A British Army mental health nurse is helping people suffering from the hidden wounds of the earthquake that struck Turkey, while looking after the medics caring for patients.
Working through an interpreter, Captain Richard is assessing and treating people struggling with their emotions and mood because of their experiences during and since the devastating earthquake hit.
“People here have lost everything – the house that they lived in is rubble, family members and friends may have been killed or seriously injured, and the infrastructure of everyday life is gone,” he said. “People have feelings of loss, grief, and fear that there might be further earthquakes, which causes stress and anxiety.
“To have mental health difficulties in these situations is perfectly natural and I’m trying to make people aware that it is normal, come up with a basic diagnosis of their issues, and deliver very early interventions to help. What’s most important is that I’m tied in with the local health service, so that people I see will continue to be supported.”
To have mental health difficulties in these situations is perfectly natural and I’m trying to make people aware that it is normal, come up with a basic diagnosis of their issues, and deliver very early interventions to help. Captain Richard
Captain Richard works at the Department for Community Mental Health at Colchester’s Merville Barracks, providing assessment and treatment for personnel from all three services with mental health needs.
“For the troops who’ve deployed to Turkey it’s been high tempo and very busy, so there’s the potential for stress and burnout,” he said. “There’s also the risk of secondary trauma when you’re dealing with casualties and hearing the horrible experiences that people have had, and you can start to take on those thoughts, feelings, and fears.
“My job is to support the soldiers and ensure that they’re in the right place to do their job.

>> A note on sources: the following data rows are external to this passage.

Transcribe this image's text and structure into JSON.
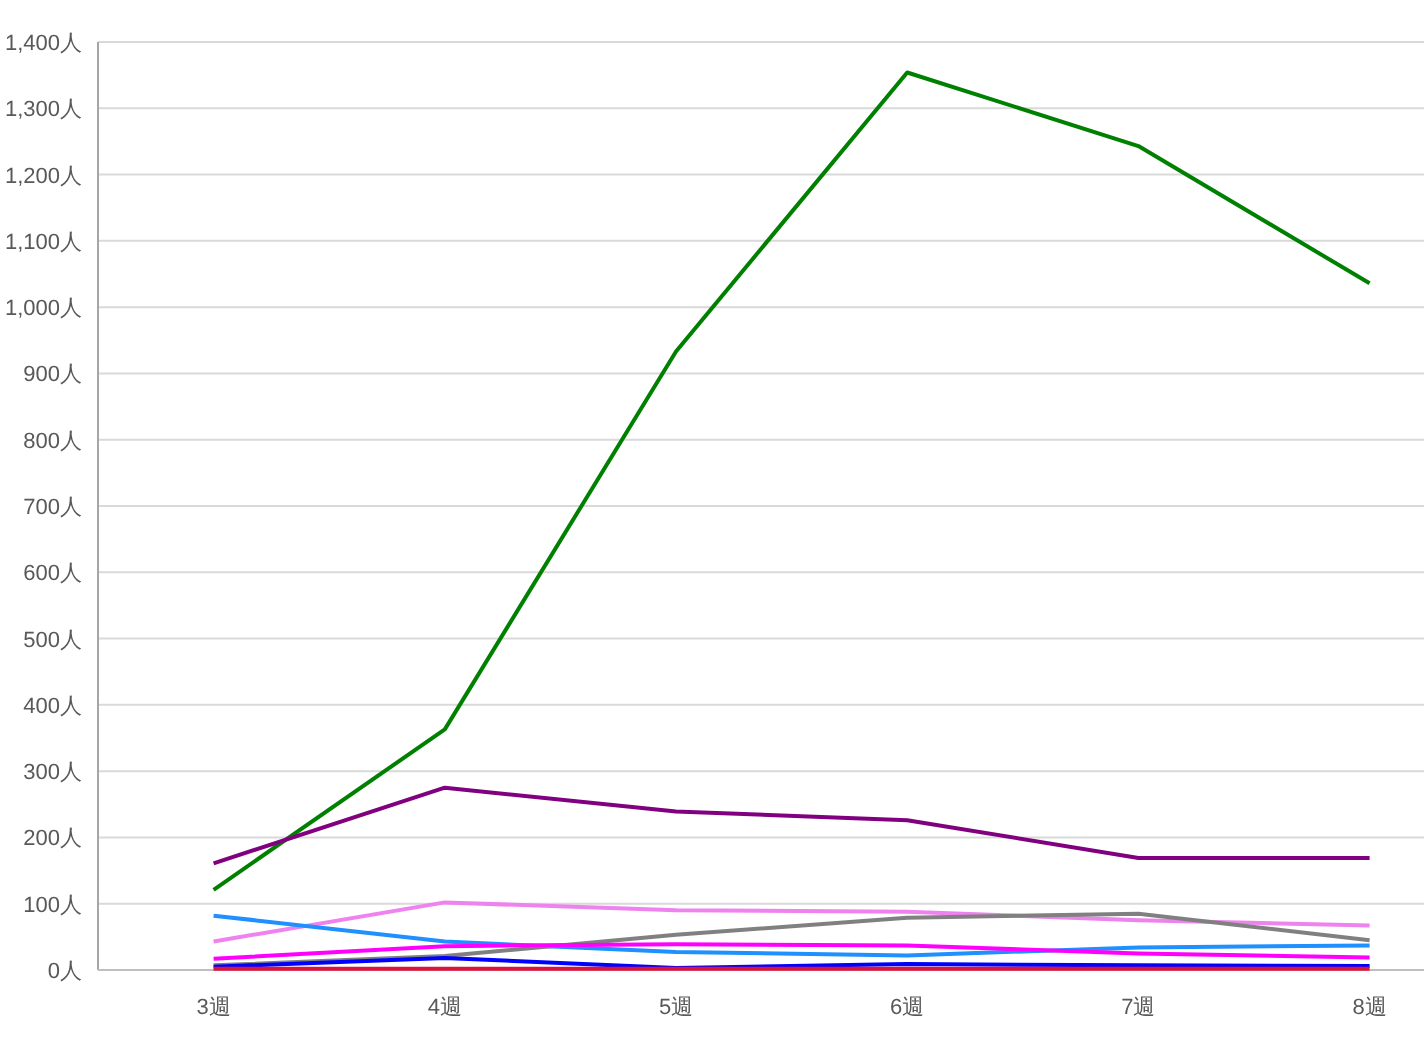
{
  "chart_data": {
    "type": "line",
    "categories": [
      "3週",
      "4週",
      "5週",
      "6週",
      "7週",
      "8週"
    ],
    "series": [
      {
        "color": "#008000",
        "values": [
          121,
          363,
          933,
          1354,
          1243,
          1036
        ]
      },
      {
        "color": "#800080",
        "values": [
          161,
          275,
          239,
          226,
          169,
          169
        ]
      },
      {
        "color": "#ee82ee",
        "values": [
          43,
          102,
          90,
          88,
          75,
          67
        ]
      },
      {
        "color": "#1e90ff",
        "values": [
          82,
          43,
          27,
          22,
          34,
          37
        ]
      },
      {
        "color": "#808080",
        "values": [
          7,
          21,
          53,
          79,
          85,
          45
        ]
      },
      {
        "color": "#ff00ff",
        "values": [
          17,
          36,
          39,
          37,
          25,
          19
        ]
      },
      {
        "color": "#0000ff",
        "values": [
          5,
          18,
          3,
          9,
          7,
          6
        ]
      },
      {
        "color": "#dc143c",
        "values": [
          2,
          2,
          2,
          2,
          2,
          2
        ]
      }
    ],
    "ylim": [
      0,
      1400
    ],
    "yticks": [
      {
        "value": 0,
        "label": "0人"
      },
      {
        "value": 100,
        "label": "100人"
      },
      {
        "value": 200,
        "label": "200人"
      },
      {
        "value": 300,
        "label": "300人"
      },
      {
        "value": 400,
        "label": "400人"
      },
      {
        "value": 500,
        "label": "500人"
      },
      {
        "value": 600,
        "label": "600人"
      },
      {
        "value": 700,
        "label": "700人"
      },
      {
        "value": 800,
        "label": "800人"
      },
      {
        "value": 900,
        "label": "900人"
      },
      {
        "value": 1000,
        "label": "1,000人"
      },
      {
        "value": 1100,
        "label": "1,100人"
      },
      {
        "value": 1200,
        "label": "1,200人"
      },
      {
        "value": 1300,
        "label": "1,300人"
      },
      {
        "value": 1400,
        "label": "1,400人"
      }
    ],
    "grid": "y"
  }
}
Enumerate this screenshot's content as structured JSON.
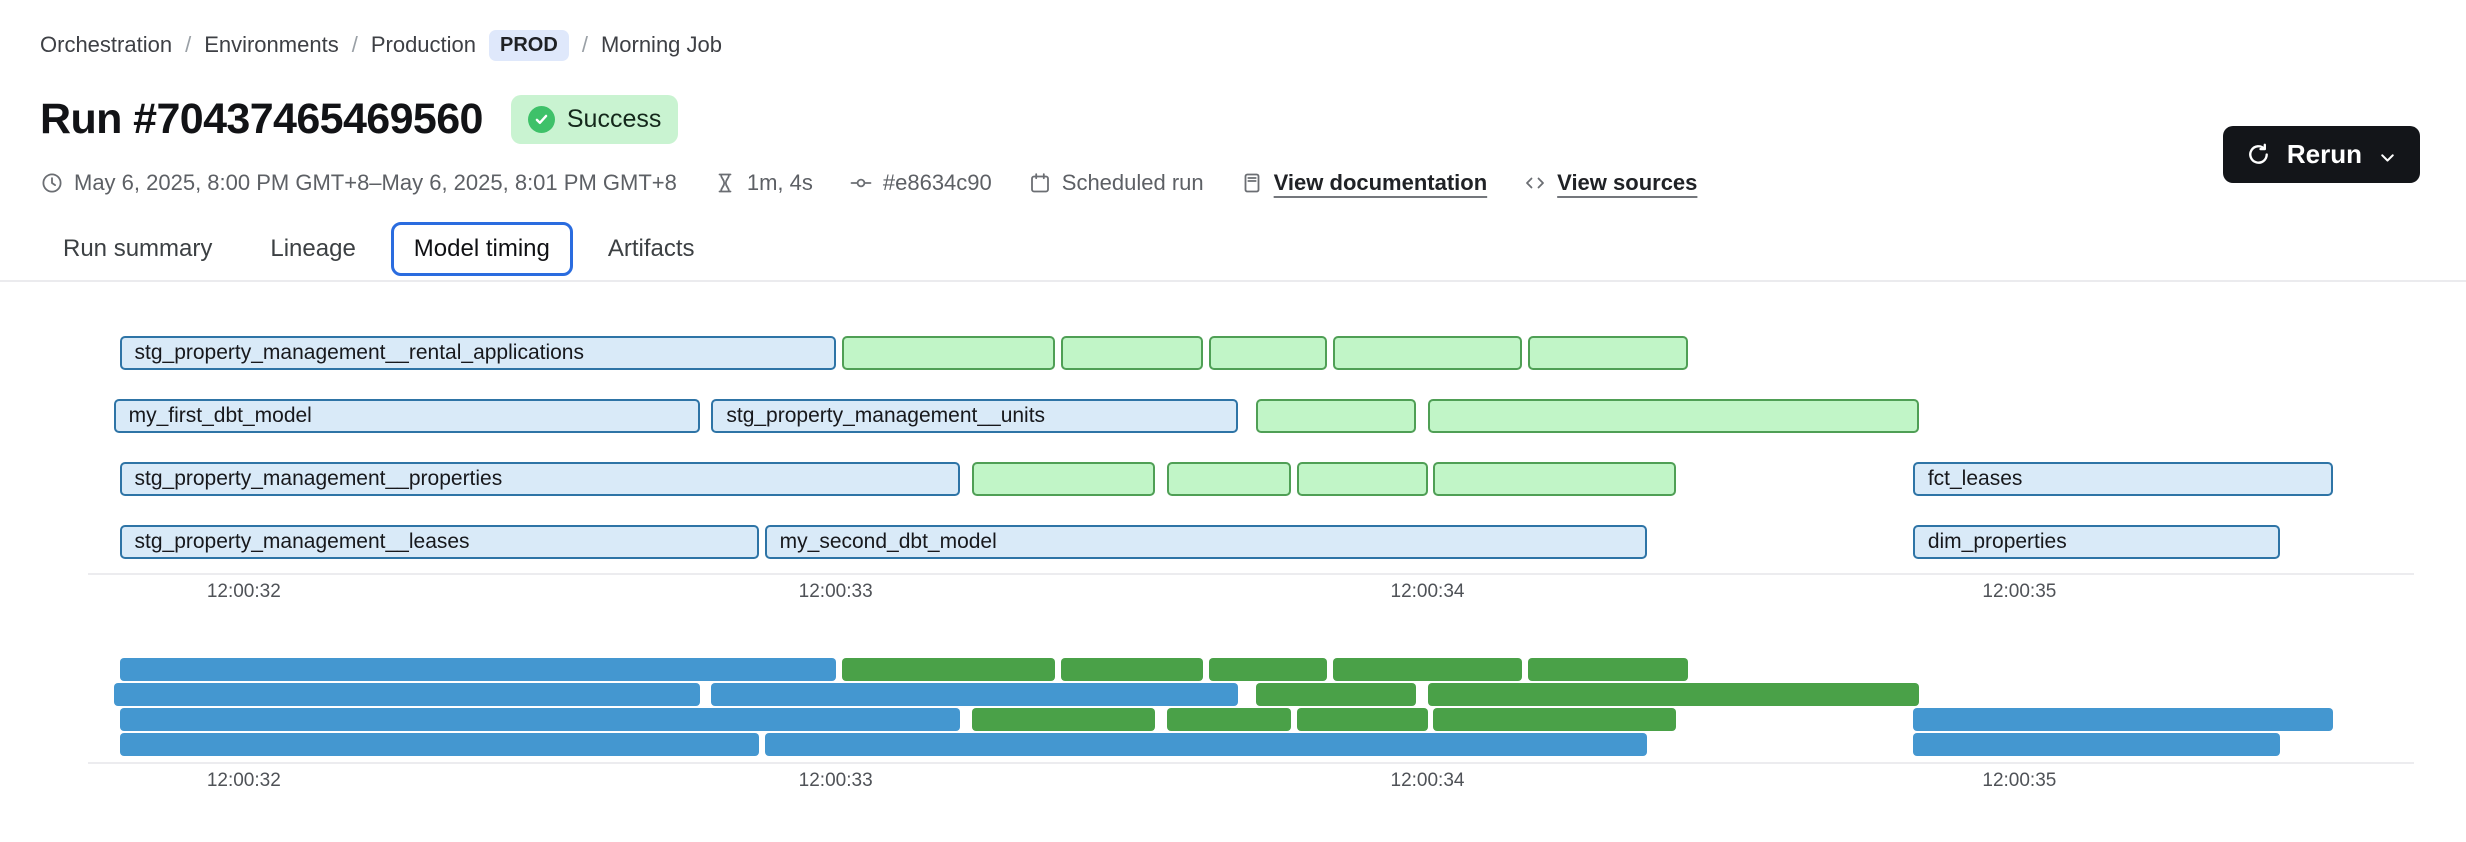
{
  "breadcrumb": {
    "separator": "/",
    "items": [
      {
        "name": "breadcrumb-orchestration",
        "label": "Orchestration",
        "separator_before": false,
        "badge": false,
        "interactable": true
      },
      {
        "name": "breadcrumb-environments",
        "label": "Environments",
        "separator_before": true,
        "badge": false,
        "interactable": true
      },
      {
        "name": "breadcrumb-production",
        "label": "Production",
        "separator_before": true,
        "badge": false,
        "interactable": true
      },
      {
        "name": "environment-badge",
        "label": "PROD",
        "separator_before": false,
        "badge": true,
        "interactable": false
      },
      {
        "name": "breadcrumb-morning-job",
        "label": "Morning Job",
        "separator_before": true,
        "badge": false,
        "interactable": true
      }
    ]
  },
  "run": {
    "title": "Run #70437465469560",
    "status": "Success"
  },
  "actions": {
    "rerun_label": "Rerun"
  },
  "meta": {
    "items": [
      {
        "name": "run-time-range",
        "icon": "clock-icon",
        "label": "May 6, 2025, 8:00 PM GMT+8–May 6, 2025, 8:01 PM GMT+8",
        "link": false
      },
      {
        "name": "run-duration",
        "icon": "hourglass-icon",
        "label": "1m, 4s",
        "link": false
      },
      {
        "name": "commit-sha",
        "icon": "commit-icon",
        "label": "#e8634c90",
        "link": false
      },
      {
        "name": "run-trigger",
        "icon": "calendar-icon",
        "label": "Scheduled run",
        "link": false
      },
      {
        "name": "view-documentation-link",
        "icon": "document-icon",
        "label": "View documentation",
        "link": true
      },
      {
        "name": "view-sources-link",
        "icon": "code-icon",
        "label": "View sources",
        "link": true
      }
    ]
  },
  "tabs": {
    "items": [
      {
        "name": "tab-run-summary",
        "label": "Run summary",
        "active": false
      },
      {
        "name": "tab-lineage",
        "label": "Lineage",
        "active": false
      },
      {
        "name": "tab-model-timing",
        "label": "Model timing",
        "active": true
      },
      {
        "name": "tab-artifacts",
        "label": "Artifacts",
        "active": false
      }
    ]
  },
  "colors": {
    "accent_blue": "#2a6cdf",
    "env_badge_bg": "#dfe8fb",
    "status_badge_bg": "#c9f3d1",
    "status_badge_dot": "#3ec169",
    "rerun_bg": "#131519",
    "bar_blue_fill": "#d9eaf8",
    "bar_blue_border": "#2e74a6",
    "bar_green_fill": "#c1f5c7",
    "bar_green_border": "#4f9f55",
    "minimap_blue": "#4497d0",
    "minimap_green": "#4aa148"
  },
  "chart_data": {
    "type": "gantt",
    "variant": "model-timing",
    "x_unit": "time of day (12:00:SS), values are seconds",
    "xlim": [
      31.757,
      35.633
    ],
    "x_ticks": [
      {
        "label": "12:00:32",
        "t": 32
      },
      {
        "label": "12:00:33",
        "t": 33
      },
      {
        "label": "12:00:34",
        "t": 34
      },
      {
        "label": "12:00:35",
        "t": 35
      }
    ],
    "legend": "blue = model run, green = downstream test/step; minimap below repeats the same bars in solid colors",
    "rows": [
      {
        "bars": [
          {
            "label": "stg_property_management__rental_applications",
            "kind": "blue",
            "start": 31.79,
            "end": 33.0
          },
          {
            "kind": "green",
            "start": 33.01,
            "end": 33.37
          },
          {
            "kind": "green",
            "start": 33.38,
            "end": 33.62
          },
          {
            "kind": "green",
            "start": 33.63,
            "end": 33.83
          },
          {
            "kind": "green",
            "start": 33.84,
            "end": 34.16
          },
          {
            "kind": "green",
            "start": 34.17,
            "end": 34.44
          }
        ]
      },
      {
        "bars": [
          {
            "label": "my_first_dbt_model",
            "kind": "blue",
            "start": 31.78,
            "end": 32.77
          },
          {
            "label": "stg_property_management__units",
            "kind": "blue",
            "start": 32.79,
            "end": 33.68
          },
          {
            "kind": "green",
            "start": 33.71,
            "end": 33.98
          },
          {
            "kind": "green",
            "start": 34.0,
            "end": 34.83
          }
        ]
      },
      {
        "bars": [
          {
            "label": "stg_property_management__properties",
            "kind": "blue",
            "start": 31.79,
            "end": 33.21
          },
          {
            "kind": "green",
            "start": 33.23,
            "end": 33.54
          },
          {
            "kind": "green",
            "start": 33.56,
            "end": 33.77
          },
          {
            "kind": "green",
            "start": 33.78,
            "end": 34.0
          },
          {
            "kind": "green",
            "start": 34.01,
            "end": 34.42
          },
          {
            "label": "fct_leases",
            "kind": "blue",
            "start": 34.82,
            "end": 35.53
          }
        ]
      },
      {
        "bars": [
          {
            "label": "stg_property_management__leases",
            "kind": "blue",
            "start": 31.79,
            "end": 32.87
          },
          {
            "label": "my_second_dbt_model",
            "kind": "blue",
            "start": 32.88,
            "end": 34.37
          },
          {
            "label": "dim_properties",
            "kind": "blue",
            "start": 34.82,
            "end": 35.44
          }
        ]
      }
    ]
  }
}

I’ve been doing awareness lessons, but also just getting around and talking to people, so that they know I’m available to help if needed.”
Troops returning from overseas operations receive a package of Post Operational Stress Management (POSM) to provide support as they return to normal duties.
16 Medical Regiment, supported by the RAF’s Tactical Medical Wing, has set up alongside Turkish and UK emergency medical teams at the site of a community hospital unable to open due to earthquake damage.
Staffed by more than 70 military clinicians, it provides a surgical capability with two intensive care beds, an emergency department, low dependency ward, and two GP-led primary healthcare teams.
The UK’s response to the earthquake is led by the FCDO, with the military contribution commanded by Joint Force Headquarters. A specialist team held at high readiness to provide expertise in operational delivery, logistics and communications arrived in Turkey three days after the earthquake to work with the British Embassy in Ankara.
Humanitarian aid, including tents and thousands of thermal blankets, has been delivered by the RAF. A Critical Care Air Support Team able to move critically ill patients by air has deployed in a C130 Hercules.